Questions asked over independence of expert witness at Noah Donohoe inquest
By Rebecca Black, Press Association
Questions have been asked around the impartiality of an independent expert witness in an inquest into the death of Belfast school boy Noah Donohoe.
Engineer and hydrologist Jeremy Benn returned to the probe at Belfast Coroner’s Court on Friday to give evidence around a culvert where the 14-year-old is believed to have entered the storm drain tunnel and where he was later found dead.
The inquest, which is being heard with a jury, is now in its 17th week.
Noah had set off on his bicycle from his home in south Belfast on the evening of Sunday, June 21st, 2020, planning to meet two friends in the Cavehill area in the north of the city.

However, he was later seen on CCTV footage cycling along York Road. The last sighting of him was on Northwood Drive.
Police believe Noah entered the nearby Premier Drive stream culvert.
His naked body was found around 600m further down the storm drain tunnel at a Northern Ireland Railways depot almost a week later, on June 27th.
A post-mortem examination found the cause of death was likely to be drowning.
Mr Benn had previously given evidence along with three other expert witnesses last month.
He was instructed by the Department for Infrastructure.
Brenda Campbell, KC, who is acting for Noah’s mother Fiona Donohoe, put to Mr Benn that he and the company he currently works for, and was previously a director of, JBA Consulting, had a long history of working with the department.

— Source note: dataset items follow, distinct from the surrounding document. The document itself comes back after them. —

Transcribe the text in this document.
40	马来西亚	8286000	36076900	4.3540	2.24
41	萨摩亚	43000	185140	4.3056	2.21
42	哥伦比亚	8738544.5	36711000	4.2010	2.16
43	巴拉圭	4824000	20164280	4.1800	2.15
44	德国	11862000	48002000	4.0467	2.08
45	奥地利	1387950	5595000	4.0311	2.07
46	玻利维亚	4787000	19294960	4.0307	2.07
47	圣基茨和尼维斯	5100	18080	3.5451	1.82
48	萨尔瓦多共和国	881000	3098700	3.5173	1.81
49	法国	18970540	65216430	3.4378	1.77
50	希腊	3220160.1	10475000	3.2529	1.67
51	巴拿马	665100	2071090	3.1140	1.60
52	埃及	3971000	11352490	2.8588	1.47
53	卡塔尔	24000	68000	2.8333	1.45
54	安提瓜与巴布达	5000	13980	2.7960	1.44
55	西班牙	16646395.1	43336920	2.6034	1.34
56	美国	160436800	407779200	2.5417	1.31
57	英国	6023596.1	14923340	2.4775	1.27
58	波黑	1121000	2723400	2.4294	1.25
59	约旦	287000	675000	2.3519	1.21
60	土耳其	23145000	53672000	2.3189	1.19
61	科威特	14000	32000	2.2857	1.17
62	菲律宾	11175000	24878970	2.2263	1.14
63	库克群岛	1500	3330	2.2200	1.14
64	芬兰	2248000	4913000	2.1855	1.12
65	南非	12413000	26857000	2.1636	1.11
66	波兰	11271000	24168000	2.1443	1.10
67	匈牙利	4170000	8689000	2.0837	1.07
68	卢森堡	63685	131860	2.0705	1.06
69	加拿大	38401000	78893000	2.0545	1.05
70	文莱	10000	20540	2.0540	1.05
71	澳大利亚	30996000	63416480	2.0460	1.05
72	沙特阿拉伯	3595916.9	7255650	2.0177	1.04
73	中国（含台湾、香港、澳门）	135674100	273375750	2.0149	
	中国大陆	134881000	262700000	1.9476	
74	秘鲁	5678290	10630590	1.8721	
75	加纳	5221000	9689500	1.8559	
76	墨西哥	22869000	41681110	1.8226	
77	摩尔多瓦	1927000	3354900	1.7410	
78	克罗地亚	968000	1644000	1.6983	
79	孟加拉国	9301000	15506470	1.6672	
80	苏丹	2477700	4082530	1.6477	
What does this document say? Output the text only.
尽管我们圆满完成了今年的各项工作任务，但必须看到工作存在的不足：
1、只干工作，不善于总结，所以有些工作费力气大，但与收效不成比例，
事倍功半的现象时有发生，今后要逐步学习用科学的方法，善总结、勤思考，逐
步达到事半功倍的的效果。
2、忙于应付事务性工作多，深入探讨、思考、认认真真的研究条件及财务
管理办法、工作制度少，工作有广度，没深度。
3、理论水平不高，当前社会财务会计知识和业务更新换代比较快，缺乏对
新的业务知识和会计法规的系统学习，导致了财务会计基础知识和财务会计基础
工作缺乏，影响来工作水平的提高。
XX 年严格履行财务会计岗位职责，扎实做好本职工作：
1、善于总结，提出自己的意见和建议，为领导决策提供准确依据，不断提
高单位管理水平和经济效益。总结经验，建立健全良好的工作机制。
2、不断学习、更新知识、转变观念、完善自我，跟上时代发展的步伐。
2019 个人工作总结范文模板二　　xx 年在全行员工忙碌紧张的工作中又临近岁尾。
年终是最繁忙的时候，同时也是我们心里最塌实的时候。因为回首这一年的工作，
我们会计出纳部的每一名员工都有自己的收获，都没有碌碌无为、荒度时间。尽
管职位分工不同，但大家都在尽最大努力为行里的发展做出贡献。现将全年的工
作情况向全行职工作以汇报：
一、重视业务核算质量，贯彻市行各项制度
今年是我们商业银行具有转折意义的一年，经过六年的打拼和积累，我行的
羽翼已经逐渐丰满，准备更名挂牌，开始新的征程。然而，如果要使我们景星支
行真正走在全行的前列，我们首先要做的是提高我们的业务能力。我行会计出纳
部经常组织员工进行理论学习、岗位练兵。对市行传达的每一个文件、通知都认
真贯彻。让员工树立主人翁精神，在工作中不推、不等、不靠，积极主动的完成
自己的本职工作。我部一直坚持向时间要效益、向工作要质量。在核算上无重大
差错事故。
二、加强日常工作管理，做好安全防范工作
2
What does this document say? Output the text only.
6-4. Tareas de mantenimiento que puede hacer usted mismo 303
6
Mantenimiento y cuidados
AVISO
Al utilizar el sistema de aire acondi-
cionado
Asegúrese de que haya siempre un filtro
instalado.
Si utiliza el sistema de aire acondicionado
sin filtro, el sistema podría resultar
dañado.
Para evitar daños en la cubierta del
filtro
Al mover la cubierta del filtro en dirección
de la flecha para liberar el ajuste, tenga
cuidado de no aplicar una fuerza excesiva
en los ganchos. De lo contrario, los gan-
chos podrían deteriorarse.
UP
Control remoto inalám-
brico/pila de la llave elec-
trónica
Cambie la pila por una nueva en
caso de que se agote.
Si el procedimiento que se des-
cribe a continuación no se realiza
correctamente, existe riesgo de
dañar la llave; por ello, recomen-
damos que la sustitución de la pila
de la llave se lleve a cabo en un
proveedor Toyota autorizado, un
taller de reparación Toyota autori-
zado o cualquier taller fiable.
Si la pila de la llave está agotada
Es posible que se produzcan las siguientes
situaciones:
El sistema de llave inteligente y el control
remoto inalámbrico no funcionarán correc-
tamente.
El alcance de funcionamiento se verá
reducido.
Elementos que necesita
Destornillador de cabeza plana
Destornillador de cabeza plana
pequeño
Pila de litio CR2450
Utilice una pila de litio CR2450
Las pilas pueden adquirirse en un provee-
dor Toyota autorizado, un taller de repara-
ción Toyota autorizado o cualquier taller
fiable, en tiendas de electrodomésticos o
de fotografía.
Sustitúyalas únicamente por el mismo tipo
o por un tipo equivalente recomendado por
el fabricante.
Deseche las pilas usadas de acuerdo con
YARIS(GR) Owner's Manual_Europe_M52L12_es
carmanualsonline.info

The inquest previously heard that Mr Benn was one of the authors of Construction Industry Research and Information Association (CIRIA) guidelines around culverts.
He has also been involved with training both department staff and consultants who work with the department on those guidelines.
Ms Campbell put to Mr Benn on Friday that he and JBA Consulting had been working with the authorities in Northern Ireland since the mid 1990s.
She also put to Mr Benn that his advice had been referred in a letter to then Infrastructure Minister Nichola Mallon and police following Noah’s death, and to the inquest as having approved an existing debris screen at the culvert instead of a security screen.
Mr Benn said that had come from a five minute phone call with a person who had attended a training course he had led.
Ms Campbell put to Mr Benn that either he was “underplaying his involvement or the department was overplaying his involvement”.
Mr Benn responded saying he had not been given any formal instruction to review and approve.

Pressed if the department had overplayed his involvement, Mr Benn said he didn’t feel it would have been deliberate.
Asked whether a successful working relationship with the department had continued after Noah’s death, Mr Benn responded: “There is a lot of work, yes.”
Ms Campbell asked that given that background, and that new CIRIA guidance was going to be “stress tested” for the first time in the circumstances in which a child had died, whether the department could have approached “someone more independent” for the inquest.
Mr Benn responded saying that was up to the department.
It was put to Mr Benn, while he was giving evidence to the inquest on Thursday that the Premier Drive stream culvert was a “seriously dangerous place for a 14-year-old child, unauthorised, to be in”, being dark, cold, part of an almost 1km long storm drain tunnel which filled twice a day with the tide.
Mr Benn responded saying: “I wouldn’t go as far as to say it’s seriously dangerous”, terming it instead as “medium risk”.

On Friday, Ms Campbell told Mr Benn it was a “highly dangerous environment”.
He said that “depends”, describing it as “one of the shortest culverts in Belfast”, and disputed a description of the banks as “very steep”, and “not a hazardous gradient”.
Ms Campbell also put to Mr Benn that with the tunnel filling twice a day with the tide, it would have been “quite a terrifying prospect as a child”.
Mr Benn responded agreeing it would have been terrifying, but said the filling of the tunnel “would not have been sudden”, pointing out it would have filled over six hours with the tide cycles.
Meanwhile, during her cross examination, Ms Campbell queried Mr Benn’s attitude to security screens at culverts, putting to him he had referred to them as “death screens” during an expert's meeting and whether he was “catastrophising”.
Mr Benn made the point security screens had caused flooding in the past, referring to the flooding of the Westlink underpass in 2008 in Belfast due to a security screen, as well as incidents at Letterkenny Hospital and Dundrum Shopping Centre in Dublin.

He also gave examples of three deaths in his report to the inquest, which he said had involved security screens at culverts.
Presenting Mr Benn with evidence putting into doubt that security screens had been involved in those deaths, Ms Campbell put to him he was “catastrophising, capitalising on the death of another child”.
Mr Benn responded: “I won’t accept that”.
At the start of his evidence on Friday, Mr Benn said he wished to express his condolences to Noah’s family, adding his use of language in his evidence is technical and not meant to be insensitive.
The inquest will resume on Wednesday.